I'm a Ph.D. Candidate in Economics at the University of California San Diego. I'm interested in trade and spatial economics, particularly how different costs and frictions prevent the smooth flow of agents and goods across space.
Before coming to UCSD, I worked at the General Directorate of Economic Research in the Bank of Mexico. There, I did research on the industrial organization of the energy sector.
You can find my CV here, and contact me at: jmosqued@ucsd.edu
Walter Heller Memorial Prize for Best Third-Year Paper
What are the welfare consequences of having private and public transit markets coexisting in a city? How do different regulations affect this relationship? A key challenge in growing megacities throughout the developing world is mobility. Relative to richer cities, a crucial distinction of developing megacities is their reliance on private (and often informal) transit. Do we need to replace these private markets with mass-transit infrastructure? We must understand how the private market complements existing public infrastructure, and in particular, how it responds to demand and different regulations. In this paper, I document three key facts of commuting in the Metropolitan Area of Mexico City: i) privatized transit ("colectivos"/minibuses) account for 4/5 public transit trips, and 1/2 overall trips, ii) the majority of colectivo trips are multimodal, highlighting the complementarity with publicly-provided mass transit, and iii) the outskirts of the city are underserved by mass transit systems and rely heavily on private markets. Motivated by these facts, I build a quantitative spatial model that features mutimodal transportation networks, private markets responding to market conditions across routes, and commuters trading-off time and income while choosing their location, (multi) modes, and routes to go to work. The model pins down equilibrium commuting costs: frequencies, congestion, travel times, and tariffs. I estimate key parameters of the model using exogenous variation from large disruptions in mass transit infrastructure. I use the model to study the general equilibrium implications of a variety of counterfactuals such as different tariff structures, regulations, or subsidies to entry.

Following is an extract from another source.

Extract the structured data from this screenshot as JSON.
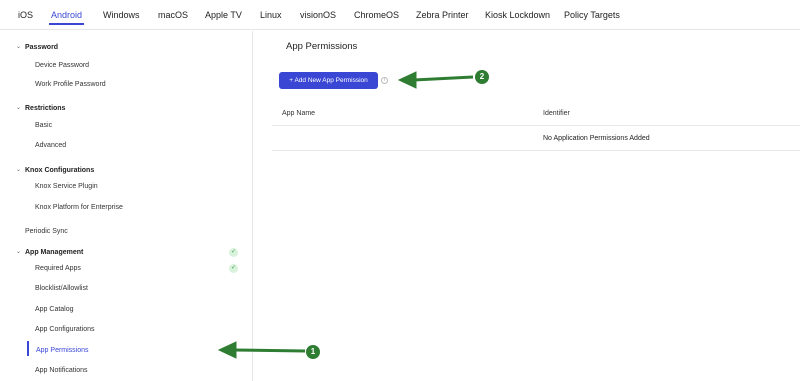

How do transportation firms respond to road insecurity and what are the interregional trade consequences? How large are the welfare effects of these frictions? Over the past decade, violent cargo robbery has been a growing concern among the transportation sector in Mexico. Despite more international trade openness, this friction could be mutting some of the gains from trade by potentially distorting trade routes and prices across regions. We construct a granular crime exposure measure using administrative crime data and use confidential firm-level data of transportation firms to study a variety of trade and firm-level outcomes.